Il est primordial de débattre posément et avec responsabilité d’une éventuelle interdiction de la burqa (ou niqab) au Sénégal pays laïc à majorité musulmane dans notre espace ouest africain. Se poser la question n’est absolument pas vain et cela ne doit pas venir de la seule tentation de vouloir traiter par mimétisme tous les sujets traités dans l’hexagone. Pour un pays laïc comme le nôtre, composé de musulmans à plus de 90%, où l’islamophobie n’est pas d’actualité, il faut beaucoup de pédagogie et de doigté pour expliciter la vraie question autour de ce port vestimentaire qui est plus culturel que religieux. Nous ne devons pas nous passer de cette nécessaire pédagogie pour une cohésion nationale renforcée.
Notre avis est qu’il faut moins parler de la burqa ou niqab que de l’interdiction de la dissimulation du visage dans l’espace public. Et ce point gagne sa pertinence dans le souci de sécurité des citoyens et donc de l’intérêt public et ce, loin de tout souhait de stigmatiser des groupes de musulmans au sein de notre société. Le risque d’attaque terroriste étant réel chez nous, il nous semble opportun d’invoquer le principe de précaution qui nous semble tout à fait justifié.

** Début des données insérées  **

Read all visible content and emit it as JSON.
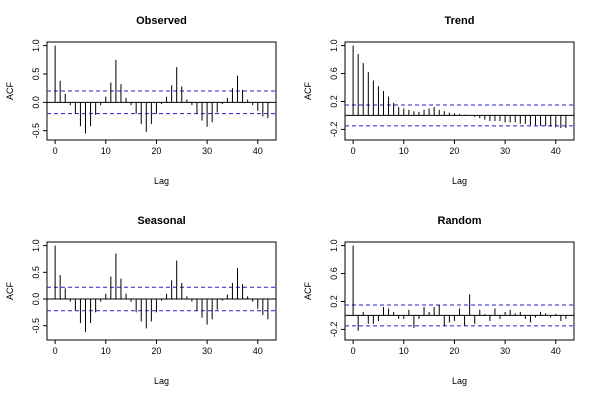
{
  "chart_data": [
    {
      "type": "bar",
      "title": "Observed",
      "xlabel": "Lag",
      "ylabel": "ACF",
      "xlim": [
        0,
        42
      ],
      "ylim": [
        -0.6,
        1.0
      ],
      "xticks": [
        0,
        10,
        20,
        30,
        40
      ],
      "yticks": [
        -0.5,
        0.0,
        0.5,
        1.0
      ],
      "ytick_labels": [
        "-0.5",
        "0.0",
        "0.5",
        "1.0"
      ],
      "ci": 0.2,
      "x": [
        0,
        1,
        2,
        3,
        4,
        5,
        6,
        7,
        8,
        9,
        10,
        11,
        12,
        13,
        14,
        15,
        16,
        17,
        18,
        19,
        20,
        21,
        22,
        23,
        24,
        25,
        26,
        27,
        28,
        29,
        30,
        31,
        32,
        33,
        34,
        35,
        36,
        37,
        38,
        39,
        40,
        41,
        42
      ],
      "values": [
        1.0,
        0.38,
        0.15,
        -0.05,
        -0.2,
        -0.42,
        -0.55,
        -0.42,
        -0.22,
        -0.05,
        0.1,
        0.35,
        0.75,
        0.32,
        0.08,
        -0.05,
        -0.2,
        -0.38,
        -0.52,
        -0.38,
        -0.2,
        -0.03,
        0.1,
        0.3,
        0.62,
        0.28,
        0.05,
        -0.05,
        -0.2,
        -0.32,
        -0.43,
        -0.35,
        -0.18,
        -0.03,
        0.08,
        0.25,
        0.47,
        0.22,
        0.05,
        -0.05,
        -0.15,
        -0.25,
        -0.28
      ]
    },
    {
      "type": "bar",
      "title": "Trend",
      "xlabel": "Lag",
      "ylabel": "ACF",
      "xlim": [
        0,
        42
      ],
      "ylim": [
        -0.3,
        1.0
      ],
      "xticks": [
        0,
        10,
        20,
        30,
        40
      ],
      "yticks": [
        -0.2,
        0.2,
        0.6,
        1.0
      ],
      "ytick_labels": [
        "-0.2",
        "0.2",
        "0.6",
        "1.0"
      ],
      "ci": 0.15,
      "x": [
        0,
        1,
        2,
        3,
        4,
        5,
        6,
        7,
        8,
        9,
        10,
        11,
        12,
        13,
        14,
        15,
        16,
        17,
        18,
        19,
        20,
        21,
        22,
        23,
        24,
        25,
        26,
        27,
        28,
        29,
        30,
        31,
        32,
        33,
        34,
        35,
        36,
        37,
        38,
        39,
        40,
        41,
        42
      ],
      "values": [
        1.0,
        0.88,
        0.75,
        0.62,
        0.5,
        0.42,
        0.35,
        0.27,
        0.18,
        0.12,
        0.1,
        0.08,
        0.06,
        0.05,
        0.08,
        0.1,
        0.12,
        0.08,
        0.06,
        0.04,
        0.03,
        0.02,
        0.01,
        0.0,
        -0.02,
        -0.04,
        -0.06,
        -0.08,
        -0.08,
        -0.08,
        -0.1,
        -0.1,
        -0.1,
        -0.12,
        -0.12,
        -0.14,
        -0.14,
        -0.15,
        -0.15,
        -0.16,
        -0.17,
        -0.18,
        -0.18
      ]
    },
    {
      "type": "bar",
      "title": "Seasonal",
      "xlabel": "Lag",
      "ylabel": "ACF",
      "xlim": [
        0,
        42
      ],
      "ylim": [
        -0.7,
        1.0
      ],
      "xticks": [
        0,
        10,
        20,
        30,
        40
      ],
      "yticks": [
        -0.5,
        0.0,
        0.5,
        1.0
      ],
      "ytick_labels": [
        "-0.5",
        "0.0",
        "0.5",
        "1.0"
      ],
      "ci": 0.22,
      "x": [
        0,
        1,
        2,
        3,
        4,
        5,
        6,
        7,
        8,
        9,
        10,
        11,
        12,
        13,
        14,
        15,
        16,
        17,
        18,
        19,
        20,
        21,
        22,
        23,
        24,
        25,
        26,
        27,
        28,
        29,
        30,
        31,
        32,
        33,
        34,
        35,
        36,
        37,
        38,
        39,
        40,
        41,
        42
      ],
      "values": [
        1.0,
        0.45,
        0.2,
        -0.05,
        -0.22,
        -0.45,
        -0.62,
        -0.45,
        -0.25,
        -0.05,
        0.1,
        0.42,
        0.85,
        0.38,
        0.1,
        -0.05,
        -0.25,
        -0.42,
        -0.55,
        -0.42,
        -0.25,
        -0.03,
        0.1,
        0.35,
        0.72,
        0.3,
        0.05,
        -0.05,
        -0.22,
        -0.35,
        -0.48,
        -0.38,
        -0.2,
        -0.03,
        0.08,
        0.3,
        0.58,
        0.28,
        0.05,
        -0.05,
        -0.18,
        -0.3,
        -0.38
      ]
    },
    {
      "type": "bar",
      "title": "Random",
      "xlabel": "Lag",
      "ylabel": "ACF",
      "xlim": [
        0,
        42
      ],
      "ylim": [
        -0.3,
        1.0
      ],
      "xticks": [
        0,
        10,
        20,
        30,
        40
      ],
      "yticks": [
        -0.2,
        0.2,
        0.6,
        1.0
      ],
      "ytick_labels": [
        "-0.2",
        "0.2",
        "0.6",
        "1.0"
      ],
      "ci": 0.15,
      "x": [
        0,
        1,
        2,
        3,
        4,
        5,
        6,
        7,
        8,
        9,
        10,
        11,
        12,
        13,
        14,
        15,
        16,
        17,
        18,
        19,
        20,
        21,
        22,
        23,
        24,
        25,
        26,
        27,
        28,
        29,
        30,
        31,
        32,
        33,
        34,
        35,
        36,
        37,
        38,
        39,
        40,
        41,
        42
      ],
      "values": [
        1.0,
        -0.22,
        0.05,
        -0.12,
        -0.12,
        -0.08,
        0.12,
        0.1,
        0.05,
        -0.05,
        -0.05,
        0.08,
        -0.18,
        -0.05,
        0.12,
        0.05,
        0.12,
        0.15,
        -0.15,
        -0.1,
        -0.08,
        0.1,
        -0.15,
        0.3,
        -0.12,
        0.08,
        0.02,
        -0.08,
        0.1,
        -0.05,
        0.05,
        0.08,
        0.03,
        0.05,
        -0.05,
        -0.1,
        -0.03,
        0.05,
        0.03,
        -0.03,
        0.02,
        -0.08,
        -0.05
      ]
    }
  ]
}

Evidemment, quand le législateur aura interdit la dissimulation du visage dans l’espace public de façon légitime, mettant en avant la sécurité de tous, plusieurs types de comportement devront changer. Ceux qui portaient précédemment la burqa devront trouver une solution alternative digne et conservant intacte leur conviction dans la compréhension qu’ils ont de la pratique de leur islam, ce que la constitution du Sénégal leur garantit. Mais ils ne seront pas les seuls : il faudra aussi que les forces de l’ordre puissent interpeller sur la base de ce délit les délinquants qui, dans les manifestations, masquent leur visage avec un foulard ou des cagoules pour saccager impunément nos biens publics. Il faudra aussi globalement que les forces de l’ordre interpellent toute personne dissimulant son identité en public pour quelque raison que ce soit. En somme l’interdiction à laquelle nous appelons devra se faire de manière à respecter les valeurs des femmes musulmanes sans heurter celles-ci dans leur liberté de culte.

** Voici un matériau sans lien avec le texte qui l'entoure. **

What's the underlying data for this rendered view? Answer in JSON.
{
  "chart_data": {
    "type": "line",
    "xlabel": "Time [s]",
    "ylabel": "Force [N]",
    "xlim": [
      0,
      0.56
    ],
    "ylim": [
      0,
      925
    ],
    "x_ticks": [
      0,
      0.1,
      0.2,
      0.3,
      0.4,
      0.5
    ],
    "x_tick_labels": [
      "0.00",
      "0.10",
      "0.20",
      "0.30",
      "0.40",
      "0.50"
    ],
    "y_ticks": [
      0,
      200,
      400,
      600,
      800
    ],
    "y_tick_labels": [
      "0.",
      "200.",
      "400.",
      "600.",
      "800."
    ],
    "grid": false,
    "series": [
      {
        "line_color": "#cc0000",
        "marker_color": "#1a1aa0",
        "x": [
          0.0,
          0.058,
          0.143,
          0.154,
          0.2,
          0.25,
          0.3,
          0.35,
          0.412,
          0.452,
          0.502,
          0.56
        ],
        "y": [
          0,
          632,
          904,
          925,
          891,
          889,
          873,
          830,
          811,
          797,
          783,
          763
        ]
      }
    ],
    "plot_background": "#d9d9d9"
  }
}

Nous pensons que la question traitée sous cet angle mettra la majorité du pays d’accord. Ainsi, on se passera d’une vaine polémique. Il est important de méditer la position du conseil constitutionnel français sur le sujet ajoutant après l’adoption des mêmes dispositions sécuritaires en France ceci : « l’interdiction de dissimuler son visage dans l’espace public ne saurait restreindre l’exercice de la liberté religieuse dans les lieux de culte ouverts au public » donc l’interdiction ne pourra pas s’appliquer dans les lieux de culte ouverts au public, au risque de violer la liberté religieuse. Liberté religieuse à laquelle nous sommes tous viscéralement attachés et c’est pour cela que nous refuserons que, par glissement sémantique ou amalgame, de voir la question du voile soit posée chez nous, même pas en milieu scolaire, car on s’y accommode naturellement des signes religieux, que ce soit pour la croix de David que pour la croix chrétienne. Nous invitons alors au renforcement de la laïcité positive au Sénégal et non pas à une laïcité répressive.

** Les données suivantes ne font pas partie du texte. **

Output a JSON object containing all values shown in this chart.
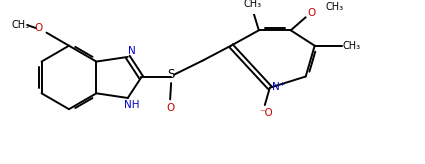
{
  "bg": "#ffffff",
  "lc": "#000000",
  "lw": 1.4,
  "dbo": 0.045,
  "xlim": [
    0,
    8.5
  ],
  "ylim": [
    0,
    3.2
  ],
  "figw": 4.25,
  "figh": 1.64,
  "dpi": 100
}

Pour finir, nous voulons préciser une chose : il est admis par tous les législateurs et penseurs musulmans que le port du niqab ou burqa n’est pas une prescription religieuse mais culturelle dans certains pays. Dans la lutte contre les troubles publics et contre le terrorisme, on ne saurait s’arrêter sur le contrôle des identités dans l’espace public, cette disposition ne sera qu’un maillon de toute une politique de sécurité sérieuse qui doit être mise en place par nos forces de l’ordre dans l’accomplissement de leurs missions régaliennes.
Ce sujet étant d’une importance capitale et sensible, le Think Tank Ipode ne manquera pas de se réunir prochainement pour le traiter avec tout le sérieux requis et de façon diligente.